Living in the Simulation
Depression can make you feel like you're living in a simulation. It's really funny how a neurochemical problem saps the joy out of life in such a way that makes you feel like you're living in a video game.
Certain options feel like they're not open to you, or that they're impossible, or that the results of taking certain actions that would help your depression seem joyless. Depression saps the motivation to chase your goals the same way it saps your joy from life.
A lot of people use video games to cope with their depression and dissociation from their lives, just like others read books. Escapism into fantasy, feeling like you're somewhere else in order to take the edge off your joyless existence, that real real world is somewhere "out there" somewhere, whether it's in a fictional world or beyond your current circumstances - depression has a way of fooling us into believing the "juice" is anywhere than where we are, right here, and right now.

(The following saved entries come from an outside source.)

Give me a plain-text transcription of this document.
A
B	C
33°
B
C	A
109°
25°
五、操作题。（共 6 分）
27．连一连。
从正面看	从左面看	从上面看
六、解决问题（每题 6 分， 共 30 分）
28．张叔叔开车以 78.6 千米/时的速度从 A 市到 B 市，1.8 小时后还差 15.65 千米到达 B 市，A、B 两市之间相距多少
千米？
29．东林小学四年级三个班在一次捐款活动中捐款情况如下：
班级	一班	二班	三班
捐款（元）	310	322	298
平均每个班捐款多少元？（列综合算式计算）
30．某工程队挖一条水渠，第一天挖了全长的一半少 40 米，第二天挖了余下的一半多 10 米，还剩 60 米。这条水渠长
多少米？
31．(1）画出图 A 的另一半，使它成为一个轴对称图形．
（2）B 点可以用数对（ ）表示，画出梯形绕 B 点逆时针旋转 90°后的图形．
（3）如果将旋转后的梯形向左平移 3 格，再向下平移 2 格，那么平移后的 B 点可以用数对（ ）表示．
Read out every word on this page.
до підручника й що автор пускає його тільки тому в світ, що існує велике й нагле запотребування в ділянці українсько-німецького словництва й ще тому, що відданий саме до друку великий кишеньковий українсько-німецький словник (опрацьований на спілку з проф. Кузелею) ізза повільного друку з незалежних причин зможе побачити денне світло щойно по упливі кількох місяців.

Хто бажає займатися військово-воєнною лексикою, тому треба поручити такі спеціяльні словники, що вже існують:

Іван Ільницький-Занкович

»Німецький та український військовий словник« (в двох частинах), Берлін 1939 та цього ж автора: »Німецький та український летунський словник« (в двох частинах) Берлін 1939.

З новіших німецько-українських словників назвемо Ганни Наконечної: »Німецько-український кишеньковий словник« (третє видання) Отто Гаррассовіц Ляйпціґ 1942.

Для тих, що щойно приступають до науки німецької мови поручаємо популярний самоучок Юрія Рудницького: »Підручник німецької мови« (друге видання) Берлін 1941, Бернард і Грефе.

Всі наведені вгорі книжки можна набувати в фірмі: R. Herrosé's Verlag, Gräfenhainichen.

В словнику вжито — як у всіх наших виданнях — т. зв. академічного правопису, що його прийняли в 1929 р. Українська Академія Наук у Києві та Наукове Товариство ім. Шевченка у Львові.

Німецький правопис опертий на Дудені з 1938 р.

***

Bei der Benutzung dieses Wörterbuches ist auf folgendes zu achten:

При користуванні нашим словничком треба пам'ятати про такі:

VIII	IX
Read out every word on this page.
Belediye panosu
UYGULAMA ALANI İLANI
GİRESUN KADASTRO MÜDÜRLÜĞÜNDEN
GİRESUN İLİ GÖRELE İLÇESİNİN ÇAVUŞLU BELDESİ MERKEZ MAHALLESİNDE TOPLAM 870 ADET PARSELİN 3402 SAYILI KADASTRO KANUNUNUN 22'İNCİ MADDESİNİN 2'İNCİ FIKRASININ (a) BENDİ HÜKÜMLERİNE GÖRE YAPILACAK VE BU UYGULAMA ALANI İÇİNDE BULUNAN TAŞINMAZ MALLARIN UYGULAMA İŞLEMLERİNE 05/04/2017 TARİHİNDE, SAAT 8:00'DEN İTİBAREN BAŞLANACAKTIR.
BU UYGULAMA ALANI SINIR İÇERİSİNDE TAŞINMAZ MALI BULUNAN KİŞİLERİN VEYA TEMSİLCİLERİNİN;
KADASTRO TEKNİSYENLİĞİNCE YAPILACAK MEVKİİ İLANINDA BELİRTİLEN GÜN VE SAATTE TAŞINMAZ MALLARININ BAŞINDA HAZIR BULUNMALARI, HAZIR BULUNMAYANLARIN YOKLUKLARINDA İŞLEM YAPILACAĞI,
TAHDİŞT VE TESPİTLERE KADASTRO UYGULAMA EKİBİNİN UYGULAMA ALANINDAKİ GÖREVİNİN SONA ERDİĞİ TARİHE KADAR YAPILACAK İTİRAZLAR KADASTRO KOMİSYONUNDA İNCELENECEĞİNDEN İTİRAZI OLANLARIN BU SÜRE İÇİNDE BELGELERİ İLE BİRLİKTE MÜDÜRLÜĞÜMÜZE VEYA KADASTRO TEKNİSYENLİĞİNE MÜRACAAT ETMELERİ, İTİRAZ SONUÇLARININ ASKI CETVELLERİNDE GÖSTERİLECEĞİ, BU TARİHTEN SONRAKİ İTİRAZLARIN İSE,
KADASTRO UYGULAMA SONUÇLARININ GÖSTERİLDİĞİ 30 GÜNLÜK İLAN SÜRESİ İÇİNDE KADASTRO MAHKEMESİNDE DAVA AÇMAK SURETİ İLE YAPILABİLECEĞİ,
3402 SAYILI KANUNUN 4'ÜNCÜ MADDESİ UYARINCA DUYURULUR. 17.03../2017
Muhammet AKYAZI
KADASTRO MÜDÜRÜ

It's not true, of course. Wherever you are, you have the power to change your life, plant seeds, and take action to create a world that is more fruitful, spontaneous, joyful, meaningful, rooted in community, and create connections. It can just be very, very hard to see that sometimes, especially when grief and depression are both working overtime to take you "outside of yourself."
Finding Hope in Small Actions
Sometimes the state of the world really does make people depressed and gives us the desire to disengage with it. Almost all of what you see and hear on the news and in politics is like this. There are entire billion-dollar industries predicated on the messaging that what we have isn't enough, that things aren't getting any better, that they're not going to get better, and that there's nothing we can do about it.

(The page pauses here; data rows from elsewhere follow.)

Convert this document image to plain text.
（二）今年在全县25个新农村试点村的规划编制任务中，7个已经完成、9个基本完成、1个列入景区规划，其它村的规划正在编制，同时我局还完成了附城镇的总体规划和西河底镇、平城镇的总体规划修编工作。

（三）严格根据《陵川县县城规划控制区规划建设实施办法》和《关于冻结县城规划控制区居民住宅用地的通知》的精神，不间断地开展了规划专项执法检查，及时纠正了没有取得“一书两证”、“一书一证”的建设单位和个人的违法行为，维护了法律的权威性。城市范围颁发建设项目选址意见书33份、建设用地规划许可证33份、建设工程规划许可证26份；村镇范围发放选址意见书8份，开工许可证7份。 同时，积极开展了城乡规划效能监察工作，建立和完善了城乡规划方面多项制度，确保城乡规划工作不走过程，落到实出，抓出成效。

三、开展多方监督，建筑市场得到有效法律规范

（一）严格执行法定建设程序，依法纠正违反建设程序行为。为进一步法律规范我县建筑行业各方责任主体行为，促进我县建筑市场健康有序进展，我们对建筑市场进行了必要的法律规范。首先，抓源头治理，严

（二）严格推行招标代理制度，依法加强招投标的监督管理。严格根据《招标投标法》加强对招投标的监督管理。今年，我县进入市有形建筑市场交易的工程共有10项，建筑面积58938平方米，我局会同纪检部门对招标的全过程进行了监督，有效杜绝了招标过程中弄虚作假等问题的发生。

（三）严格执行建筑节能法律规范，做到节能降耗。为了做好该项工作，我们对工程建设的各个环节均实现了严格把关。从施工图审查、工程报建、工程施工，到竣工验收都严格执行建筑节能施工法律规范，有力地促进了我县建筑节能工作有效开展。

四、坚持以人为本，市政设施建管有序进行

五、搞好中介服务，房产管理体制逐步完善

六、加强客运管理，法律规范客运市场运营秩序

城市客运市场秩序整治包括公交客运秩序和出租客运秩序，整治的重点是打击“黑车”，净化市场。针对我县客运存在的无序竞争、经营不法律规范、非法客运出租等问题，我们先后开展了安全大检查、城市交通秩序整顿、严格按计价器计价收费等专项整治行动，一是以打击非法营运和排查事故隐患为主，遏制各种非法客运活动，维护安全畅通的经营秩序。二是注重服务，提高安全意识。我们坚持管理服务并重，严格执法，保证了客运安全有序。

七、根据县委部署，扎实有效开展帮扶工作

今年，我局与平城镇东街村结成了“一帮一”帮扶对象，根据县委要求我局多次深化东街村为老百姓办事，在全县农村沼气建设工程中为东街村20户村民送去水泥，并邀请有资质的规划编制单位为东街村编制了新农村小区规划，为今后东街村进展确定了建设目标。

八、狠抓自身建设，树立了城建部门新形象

However, at any time, in any moment, you can choose to step into the present and engage with the real world again. Things don't get better when you allow the messaging to snatch your attention away; these are traps, littered everywhere, designed to take away your power.

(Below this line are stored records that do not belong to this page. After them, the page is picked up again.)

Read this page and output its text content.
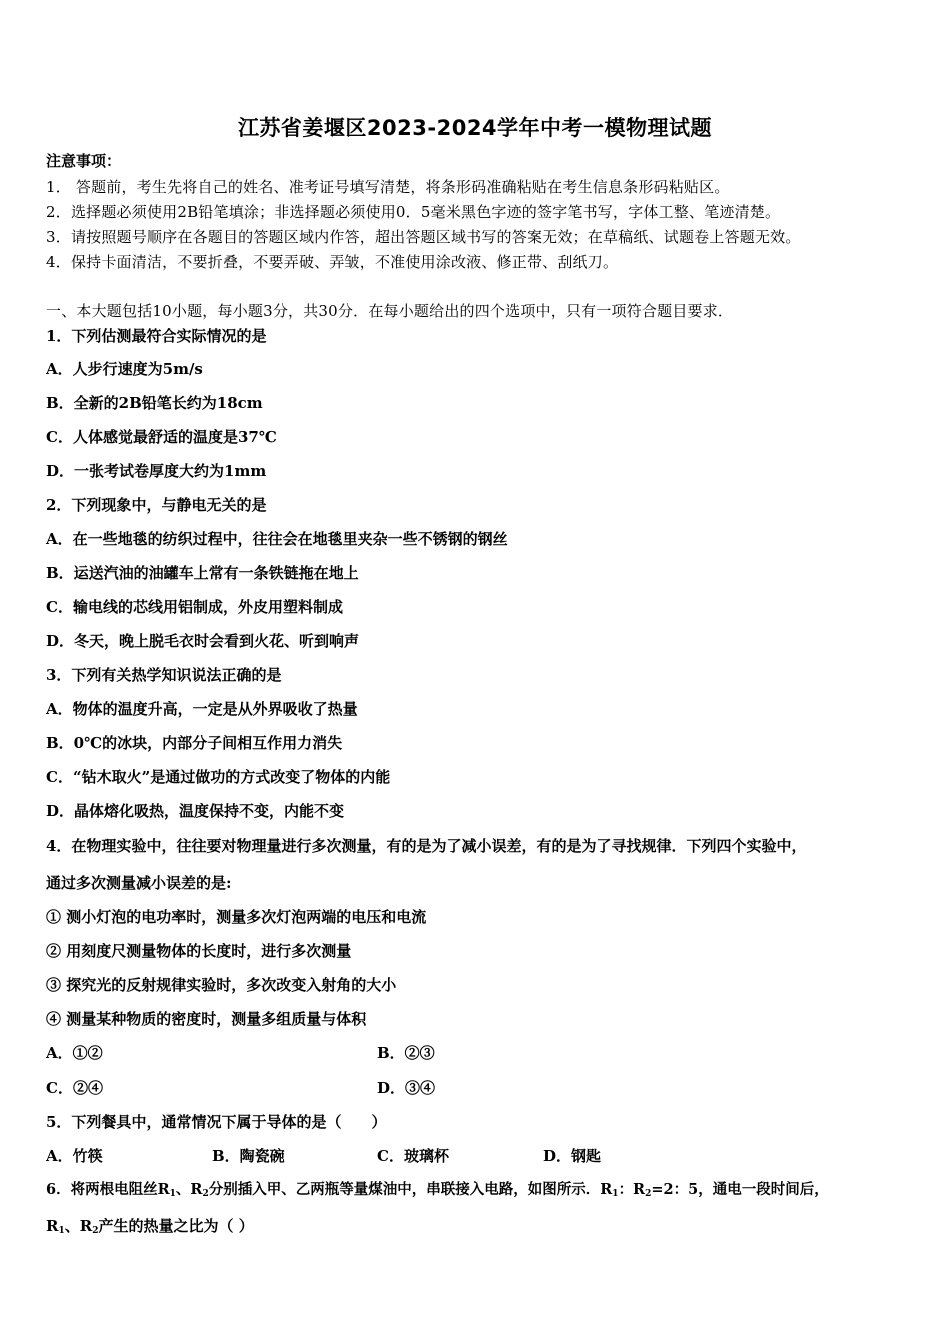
江苏省姜堰区2023-2024学年中考一模物理试题
注意事项：
1． 答题前，考生先将自己的姓名、准考证号填写清楚，将条形码准确粘贴在考生信息条形码粘贴区。
2．选择题必须使用2B铅笔填涂；非选择题必须使用0．5毫米黑色字迹的签字笔书写，字体工整、笔迹清楚。
3．请按照题号顺序在各题目的答题区域内作答，超出答题区域书写的答案无效；在草稿纸、试题卷上答题无效。
4．保持卡面清洁，不要折叠，不要弄破、弄皱，不准使用涂改液、修正带、刮纸刀。
一、本大题包括10小题，每小题3分，共30分．在每小题给出的四个选项中，只有一项符合题目要求．
1．下列估测最符合实际情况的是
A．人步行速度为5m/s
B．全新的2B铅笔长约为18cm
C．人体感觉最舒适的温度是37℃
D．一张考试卷厚度大约为1mm
2．下列现象中，与静电无关的是
A．在一些地毯的纺织过程中，往往会在地毯里夹杂一些不锈钢的钢丝
B．运送汽油的油罐车上常有一条铁链拖在地上
C．输电线的芯线用铝制成，外皮用塑料制成
D．冬天，晚上脱毛衣时会看到火花、听到响声
3．下列有关热学知识说法正确的是
A．物体的温度升高，一定是从外界吸收了热量
B．0℃的冰块，内部分子间相互作用力消失
C．“钻木取火”是通过做功的方式改变了物体的内能
D．晶体熔化吸热，温度保持不变，内能不变
4．在物理实验中，往往要对物理量进行多次测量，有的是为了减小误差，有的是为了寻找规律．下列四个实验中，
通过多次测量减小误差的是:
① 测小灯泡的电功率时，测量多次灯泡两端的电压和电流
② 用刻度尺测量物体的长度时，进行多次测量
③ 探究光的反射规律实验时，多次改变入射角的大小
④ 测量某种物质的密度时，测量多组质量与体积
A．①②	B．②③
C．②④	D．③④
5．下列餐具中，通常情况下属于导体的是（　　）
A．竹筷	B．陶瓷碗	C．玻璃杯	D．钢匙
6．将两根电阻丝$R_1$、$R_2$分别插入甲、乙两瓶等量煤油中，串联接入电路，如图所示．$R_1$：$R_2=2$：5，通电一段时间后，
$R_1$、$R_2$产生的热量之比为（ ）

There are days where the task seems momentous, even impossible; but even chipping away at it a little bit at a time is better than nothing. Each small action is a vote for hope, a tiny rebellion against the darkness that depression can bring.
It Doesn’t Have to Get Better
Finally, the most paradoxical thing I realized about depression and its relation to neurochemistry is that if it’s predicated on sensitive and irrational fluctuations in brain chemistry, it might not get better. I don’t mean that life and your ability to deal with depression can’t improve; I mean “get better” in the sense of feeling good all of the time effortlessly and gracefully.
I realized that I may have been burdening myself with an unrealistic perfectionist expectation of how I should feel and respond to my own feelings that was based in my shame over having depression, and what were (probably unrealistic) thoughts over how an adult “should” feel and manage their emotions.
Once I realized this, I instantly experienced a sense of lightness and elation, like a weight was lifted off me. Yes, just like I’ve already covered, things can get better; but also, they don’t have to if you don’t want them to, and there’s no reason to inflict more suffering upon yourself over the burden of how you “should” feel. There’s still beauty, grace, strength, and dignity to be found in living a life with depression, and we can congratulate ourselves over our small wins and how we learn to live with our struggles.
I hope you enjoyed this deeply personal article and that sharing what I’ve learned with you has helped you gain some deeper insight into your own journey with your mental health.